A guerra como mostrada nos
filmes é feita de pequenos relances mais heroicos do que possível e de forma
geral mais caótica do que de verdade.
O cosmonauta Yuri era, de
fato, militar em seu planeta de origem, mas de uma nação de relações pacíficas
e que não travava guerras com outras nações, os militares de sua nação
dedicavam-se à pintura de guias de calçadas e realização de eventos anuais onde
mostravam para a população como era um veículo militar de perto, então quando
percebeu onde havia se metido tudo que conseguiu fazer foi vomitar, para depois
instintivamente correr com seus colegas de batalhão rumo a direção nenhuma, ao
contrário desses colegas, nem sequer passou pela cabeça de Yuri atirar em algum
ser ou veículo que alvejava seus aliados.
Apenas pensou, um tanto
vagamente, que quanto mais se movesse mais dificilmente seria acertado e se tornou
um alvo móvel por um tempo.
Nunca diga que não mataria, pois
o dia disso pode acontecer e provavelmente nesse dia qualquer um matará.
Fabian já pensava assim e
dentro daquele contexto relativamente controlado e cheio de espontânea vontade
não sentiu culpa por alvejar inimigos, percebeu que não era ruim e que talvez
tivesse futuro naquele meio.
Ilusão, é claro.
Uma vez alvejado é o que
basta para um combatente ser inutilizado e a morte, é na maioria das vezes, a
melhor possibilidade.
O mágico não teve tempo em
sua rápida carreira cinematográfica, de perceber essas nuances e depois,
pensando com mais calma, não teve vontade de se arriscar novamente, gostava de
ser mágico, ainda que um dos piores.
De noite, quando houve um
cessar fogo, encontrou uma gruta e com alguns colegas que fez durante as
batalhas se escondeu lá, esquecendo-se de sua recente vocação para matar e
lembrando-se de sua vocação aos disfarce e às mágicas fracassadas.

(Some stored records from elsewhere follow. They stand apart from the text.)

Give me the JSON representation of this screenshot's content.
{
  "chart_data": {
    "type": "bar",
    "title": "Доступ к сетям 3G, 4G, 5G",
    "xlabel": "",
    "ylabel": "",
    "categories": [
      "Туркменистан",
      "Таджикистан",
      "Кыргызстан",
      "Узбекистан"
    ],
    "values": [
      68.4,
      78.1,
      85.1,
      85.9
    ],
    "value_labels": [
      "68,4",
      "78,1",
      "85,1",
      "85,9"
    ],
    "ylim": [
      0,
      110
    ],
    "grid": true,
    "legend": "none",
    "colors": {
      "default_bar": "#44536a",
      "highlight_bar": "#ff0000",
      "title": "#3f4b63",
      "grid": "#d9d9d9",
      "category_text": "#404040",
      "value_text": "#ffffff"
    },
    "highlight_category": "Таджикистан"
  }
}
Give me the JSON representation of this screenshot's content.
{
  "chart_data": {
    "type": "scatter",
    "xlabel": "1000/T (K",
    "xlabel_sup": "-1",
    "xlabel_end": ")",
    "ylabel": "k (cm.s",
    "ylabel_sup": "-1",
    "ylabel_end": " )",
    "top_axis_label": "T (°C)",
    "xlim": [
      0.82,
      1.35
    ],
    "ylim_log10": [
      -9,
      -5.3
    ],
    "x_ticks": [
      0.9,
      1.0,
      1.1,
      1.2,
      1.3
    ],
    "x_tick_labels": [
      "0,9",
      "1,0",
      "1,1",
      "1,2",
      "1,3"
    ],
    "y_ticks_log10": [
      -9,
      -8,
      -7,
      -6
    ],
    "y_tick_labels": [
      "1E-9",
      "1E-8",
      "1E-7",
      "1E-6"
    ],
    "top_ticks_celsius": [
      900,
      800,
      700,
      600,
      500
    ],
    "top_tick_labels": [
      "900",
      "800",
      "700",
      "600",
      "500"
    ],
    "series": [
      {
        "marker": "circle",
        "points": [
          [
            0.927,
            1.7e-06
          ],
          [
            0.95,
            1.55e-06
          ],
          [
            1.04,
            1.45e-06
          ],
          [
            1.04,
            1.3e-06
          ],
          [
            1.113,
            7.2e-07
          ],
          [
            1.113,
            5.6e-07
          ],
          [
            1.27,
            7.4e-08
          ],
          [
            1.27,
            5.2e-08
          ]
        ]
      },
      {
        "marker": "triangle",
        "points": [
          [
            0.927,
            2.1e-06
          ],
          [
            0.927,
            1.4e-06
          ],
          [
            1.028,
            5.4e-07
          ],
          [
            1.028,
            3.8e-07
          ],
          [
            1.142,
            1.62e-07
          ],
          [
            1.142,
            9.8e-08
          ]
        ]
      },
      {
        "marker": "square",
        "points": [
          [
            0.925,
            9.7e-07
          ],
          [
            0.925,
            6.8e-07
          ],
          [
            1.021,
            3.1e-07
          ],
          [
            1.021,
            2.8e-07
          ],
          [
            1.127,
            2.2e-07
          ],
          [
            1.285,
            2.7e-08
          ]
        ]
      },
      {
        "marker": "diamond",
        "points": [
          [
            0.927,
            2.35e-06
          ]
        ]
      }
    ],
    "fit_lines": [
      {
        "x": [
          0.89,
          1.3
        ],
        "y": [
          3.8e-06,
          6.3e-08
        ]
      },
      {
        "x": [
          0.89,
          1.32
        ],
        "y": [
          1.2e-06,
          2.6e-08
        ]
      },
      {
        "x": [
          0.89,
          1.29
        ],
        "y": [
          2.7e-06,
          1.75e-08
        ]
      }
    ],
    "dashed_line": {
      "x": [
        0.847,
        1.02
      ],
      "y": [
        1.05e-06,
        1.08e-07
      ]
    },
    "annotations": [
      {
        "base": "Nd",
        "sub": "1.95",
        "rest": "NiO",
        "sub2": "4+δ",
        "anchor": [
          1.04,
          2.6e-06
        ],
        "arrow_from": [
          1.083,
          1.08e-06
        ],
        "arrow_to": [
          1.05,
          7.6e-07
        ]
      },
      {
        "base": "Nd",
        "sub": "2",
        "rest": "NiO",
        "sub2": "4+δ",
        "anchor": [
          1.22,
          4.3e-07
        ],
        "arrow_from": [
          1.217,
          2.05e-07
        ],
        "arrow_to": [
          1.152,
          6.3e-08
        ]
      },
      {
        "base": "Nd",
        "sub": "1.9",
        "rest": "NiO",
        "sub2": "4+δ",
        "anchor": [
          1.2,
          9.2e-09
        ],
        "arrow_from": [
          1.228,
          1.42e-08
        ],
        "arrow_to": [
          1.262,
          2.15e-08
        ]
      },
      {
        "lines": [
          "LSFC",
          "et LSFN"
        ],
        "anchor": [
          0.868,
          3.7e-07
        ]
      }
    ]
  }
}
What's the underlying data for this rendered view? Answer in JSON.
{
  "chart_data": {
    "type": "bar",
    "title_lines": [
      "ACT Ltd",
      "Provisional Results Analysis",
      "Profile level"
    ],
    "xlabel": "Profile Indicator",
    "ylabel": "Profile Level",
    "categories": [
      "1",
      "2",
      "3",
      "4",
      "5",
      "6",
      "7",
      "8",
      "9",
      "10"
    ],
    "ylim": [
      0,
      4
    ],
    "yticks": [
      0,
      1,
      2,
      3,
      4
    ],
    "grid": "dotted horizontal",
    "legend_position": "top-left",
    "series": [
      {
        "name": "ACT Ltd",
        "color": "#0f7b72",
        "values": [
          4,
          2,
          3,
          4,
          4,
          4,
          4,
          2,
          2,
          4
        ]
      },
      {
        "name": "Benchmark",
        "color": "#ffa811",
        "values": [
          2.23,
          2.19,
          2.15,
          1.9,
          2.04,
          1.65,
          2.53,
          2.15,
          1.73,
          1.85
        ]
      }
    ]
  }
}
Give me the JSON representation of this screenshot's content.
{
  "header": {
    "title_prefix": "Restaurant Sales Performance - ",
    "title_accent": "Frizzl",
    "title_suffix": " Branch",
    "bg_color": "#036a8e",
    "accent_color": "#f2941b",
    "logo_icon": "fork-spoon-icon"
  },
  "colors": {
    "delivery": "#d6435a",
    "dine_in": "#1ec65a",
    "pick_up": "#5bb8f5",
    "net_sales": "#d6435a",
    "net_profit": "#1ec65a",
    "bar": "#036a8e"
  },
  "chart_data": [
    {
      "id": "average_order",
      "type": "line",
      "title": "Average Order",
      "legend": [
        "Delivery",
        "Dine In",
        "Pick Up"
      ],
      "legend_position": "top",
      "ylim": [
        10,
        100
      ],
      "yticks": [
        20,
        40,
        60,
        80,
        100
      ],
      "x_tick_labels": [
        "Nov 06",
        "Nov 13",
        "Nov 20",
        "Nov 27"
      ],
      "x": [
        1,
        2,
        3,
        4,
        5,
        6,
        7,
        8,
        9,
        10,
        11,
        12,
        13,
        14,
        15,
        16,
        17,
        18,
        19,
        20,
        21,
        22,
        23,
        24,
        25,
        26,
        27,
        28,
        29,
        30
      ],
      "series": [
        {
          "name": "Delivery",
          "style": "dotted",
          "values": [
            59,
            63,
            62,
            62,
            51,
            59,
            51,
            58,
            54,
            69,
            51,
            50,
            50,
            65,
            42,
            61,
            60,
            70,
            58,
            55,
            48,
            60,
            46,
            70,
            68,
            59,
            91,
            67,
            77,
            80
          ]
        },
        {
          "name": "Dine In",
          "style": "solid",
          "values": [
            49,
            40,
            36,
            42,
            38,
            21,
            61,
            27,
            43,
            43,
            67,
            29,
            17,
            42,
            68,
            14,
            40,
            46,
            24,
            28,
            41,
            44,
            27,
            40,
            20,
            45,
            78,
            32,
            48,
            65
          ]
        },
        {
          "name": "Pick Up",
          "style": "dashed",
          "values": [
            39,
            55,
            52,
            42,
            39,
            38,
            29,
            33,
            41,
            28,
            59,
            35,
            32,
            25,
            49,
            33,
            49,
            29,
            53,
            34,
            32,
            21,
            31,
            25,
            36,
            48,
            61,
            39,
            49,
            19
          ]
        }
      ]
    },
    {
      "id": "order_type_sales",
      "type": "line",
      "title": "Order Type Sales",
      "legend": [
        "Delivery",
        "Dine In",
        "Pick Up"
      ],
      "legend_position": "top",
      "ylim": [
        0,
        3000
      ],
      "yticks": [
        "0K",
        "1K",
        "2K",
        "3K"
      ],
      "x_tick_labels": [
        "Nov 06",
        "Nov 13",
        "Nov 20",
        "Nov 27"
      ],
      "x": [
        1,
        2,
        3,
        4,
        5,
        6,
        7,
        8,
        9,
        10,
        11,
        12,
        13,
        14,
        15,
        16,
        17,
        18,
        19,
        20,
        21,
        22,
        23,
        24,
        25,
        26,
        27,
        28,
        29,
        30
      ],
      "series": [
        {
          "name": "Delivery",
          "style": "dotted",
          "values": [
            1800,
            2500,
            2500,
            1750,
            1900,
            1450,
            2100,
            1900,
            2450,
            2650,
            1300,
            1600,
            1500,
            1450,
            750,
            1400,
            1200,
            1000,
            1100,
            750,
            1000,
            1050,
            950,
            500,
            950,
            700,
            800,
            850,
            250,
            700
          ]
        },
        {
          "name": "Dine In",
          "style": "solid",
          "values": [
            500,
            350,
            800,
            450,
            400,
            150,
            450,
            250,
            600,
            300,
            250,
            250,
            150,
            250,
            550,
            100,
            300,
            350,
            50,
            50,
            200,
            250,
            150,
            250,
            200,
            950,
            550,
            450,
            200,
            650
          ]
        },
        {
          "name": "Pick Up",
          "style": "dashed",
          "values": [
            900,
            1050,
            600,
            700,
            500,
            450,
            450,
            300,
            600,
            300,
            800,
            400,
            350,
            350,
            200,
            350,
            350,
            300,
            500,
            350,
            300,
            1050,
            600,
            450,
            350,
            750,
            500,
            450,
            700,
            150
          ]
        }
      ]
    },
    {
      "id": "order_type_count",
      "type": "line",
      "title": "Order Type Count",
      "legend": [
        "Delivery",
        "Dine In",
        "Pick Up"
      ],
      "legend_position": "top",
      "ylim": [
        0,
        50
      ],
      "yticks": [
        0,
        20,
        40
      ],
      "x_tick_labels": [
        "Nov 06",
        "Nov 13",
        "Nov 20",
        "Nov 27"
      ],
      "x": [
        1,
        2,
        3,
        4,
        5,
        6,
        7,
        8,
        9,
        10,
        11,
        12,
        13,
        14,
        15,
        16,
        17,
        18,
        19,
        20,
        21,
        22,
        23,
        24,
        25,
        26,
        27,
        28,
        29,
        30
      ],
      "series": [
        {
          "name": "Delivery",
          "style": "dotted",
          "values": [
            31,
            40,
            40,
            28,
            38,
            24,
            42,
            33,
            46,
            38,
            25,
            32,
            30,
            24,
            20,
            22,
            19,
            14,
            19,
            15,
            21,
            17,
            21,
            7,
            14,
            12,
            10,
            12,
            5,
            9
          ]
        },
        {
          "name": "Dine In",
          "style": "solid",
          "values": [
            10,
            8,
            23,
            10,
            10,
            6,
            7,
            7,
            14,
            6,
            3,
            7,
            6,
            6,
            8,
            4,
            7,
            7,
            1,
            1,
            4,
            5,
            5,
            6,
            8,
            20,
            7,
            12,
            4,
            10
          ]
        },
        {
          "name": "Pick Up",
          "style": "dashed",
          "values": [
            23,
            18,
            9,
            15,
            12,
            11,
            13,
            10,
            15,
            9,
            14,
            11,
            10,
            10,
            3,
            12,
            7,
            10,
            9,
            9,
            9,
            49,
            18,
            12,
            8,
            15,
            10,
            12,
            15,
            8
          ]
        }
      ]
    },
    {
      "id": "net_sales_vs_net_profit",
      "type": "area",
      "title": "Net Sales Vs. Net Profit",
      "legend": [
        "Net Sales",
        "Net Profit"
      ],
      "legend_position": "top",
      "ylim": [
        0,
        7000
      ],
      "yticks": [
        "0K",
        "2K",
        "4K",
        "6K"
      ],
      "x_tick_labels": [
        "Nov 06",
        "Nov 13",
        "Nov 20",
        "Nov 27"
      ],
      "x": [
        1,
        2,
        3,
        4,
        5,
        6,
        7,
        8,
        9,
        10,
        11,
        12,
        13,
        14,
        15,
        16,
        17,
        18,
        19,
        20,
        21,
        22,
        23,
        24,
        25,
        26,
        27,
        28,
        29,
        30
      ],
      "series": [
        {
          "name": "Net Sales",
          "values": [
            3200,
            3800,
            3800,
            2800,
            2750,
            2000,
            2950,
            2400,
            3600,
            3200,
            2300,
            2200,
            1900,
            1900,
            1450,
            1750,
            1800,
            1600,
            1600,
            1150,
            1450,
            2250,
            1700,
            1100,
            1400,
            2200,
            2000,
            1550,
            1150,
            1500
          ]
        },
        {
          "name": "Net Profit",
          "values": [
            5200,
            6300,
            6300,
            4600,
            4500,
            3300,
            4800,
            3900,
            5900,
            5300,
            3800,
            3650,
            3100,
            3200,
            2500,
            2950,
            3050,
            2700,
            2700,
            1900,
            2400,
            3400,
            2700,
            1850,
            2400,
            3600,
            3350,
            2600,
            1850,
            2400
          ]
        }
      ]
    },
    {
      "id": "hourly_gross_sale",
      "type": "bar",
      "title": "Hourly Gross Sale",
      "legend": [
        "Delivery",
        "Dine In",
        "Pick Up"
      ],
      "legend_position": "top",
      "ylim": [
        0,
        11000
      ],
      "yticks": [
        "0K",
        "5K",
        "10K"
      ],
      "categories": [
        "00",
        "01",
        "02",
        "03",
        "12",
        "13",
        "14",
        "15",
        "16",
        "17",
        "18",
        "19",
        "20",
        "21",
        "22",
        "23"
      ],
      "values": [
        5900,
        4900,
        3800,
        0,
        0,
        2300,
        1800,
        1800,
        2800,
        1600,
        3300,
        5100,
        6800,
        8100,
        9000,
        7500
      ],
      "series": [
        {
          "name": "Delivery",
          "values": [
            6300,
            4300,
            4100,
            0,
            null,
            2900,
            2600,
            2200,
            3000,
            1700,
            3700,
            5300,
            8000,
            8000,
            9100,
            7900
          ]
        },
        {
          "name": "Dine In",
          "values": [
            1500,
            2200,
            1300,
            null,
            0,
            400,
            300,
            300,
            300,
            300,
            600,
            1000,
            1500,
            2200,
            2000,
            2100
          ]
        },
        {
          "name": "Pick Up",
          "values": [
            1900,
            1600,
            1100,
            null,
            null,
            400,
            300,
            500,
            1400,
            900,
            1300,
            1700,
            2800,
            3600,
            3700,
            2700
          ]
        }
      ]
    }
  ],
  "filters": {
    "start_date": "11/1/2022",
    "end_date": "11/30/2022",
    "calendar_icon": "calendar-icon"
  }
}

Durante o dia eles saíam da
gruta e percorriam os campos mais marginais da batalha, para coletar a ração
deixada pelos mortos, fingiam-se de mortos e dançavam pateticamente diante da
artilharia inimiga.
Reuniam-se a partir do fim
da tarde na gruta, onde já se arrumavam em torno de uma fogueira, com seus
cobertores de campanha e compartilhavam suas histórias.
Às vezes um deles não
voltava.
Numa dessas noites, chegou
no meio da madrugada um percussionista que os outros já haviam considerado
morto.
“Poxa, me desculpem, meu
capitão me localizou e fiquei esses dias com as tropas, para minha sorte eles
foram atingidos por míssil enquanto em mijava e voltei agora para cá,
supostamente pulverizado, mas o mais estranho é que ouvi alguém das linhas
inimigas, talvez um dos nossos feito prisioneiro, mas ele perguntava
insistentemente se era um repolho.”
Fabian terminou de tomar seu
café e declarou tinha que ir, os outros lamentaram, esperavam ele tomar o seu
café antes de algumas mágicas, ele disse que era rápido e ao sair da gruta
abaixou-se.
Andou devagar e
sinuosamente, na direção do campo inimigo.
Até conseguir captar a
pergunta que esperara por todos esses dias e motivo pelo qual achou melhor
esperar numa gruta.
“Esse é meu amigo, Yuri, ele
é um cosmonauta de um planeta primitivo, mas divertido, não liguem para o
uniforme, ele é um espião.”
“Uau! Uma honra conhecer um
espião.”
“Sim, mas ele vai ficar pouco
tempo.”
“Você também vai embora?”
“Claro que não, sabemos que
a civilização Ka vai ganhar, tenho que permanecer, mesmo porque existe o
contrato.”
“Escuta, Fabian, podemos
conversar?”, disse Yuri, para Fabian, sua expressão era transtornada diante daquele
grupo de poetas, músicas, artesãos e malabaristas que se escondiam sem pudor.
“Toma”, disse Fabian,
tirando um dispositivo de um dos bolsos e entregando para Yuri, “está ligado ao
meowwwoem, destampe e aperte, o mais estranho é que não te dará nenhuma
sensação estranha, não se preocupe, não receberá pelo trabalho aqui, mas o que
Ros vai ganhar já é o suficiente, mas faça lá fora.”
“Por quê?”
“É melhor, não é bom fazer
essas coisas em locais fechados.”
“Não é isso. E você?”
“Eu sou um mágico, estou em
boa companhia, não se preocupe, o mais importante é você chegar ao seu tempo.”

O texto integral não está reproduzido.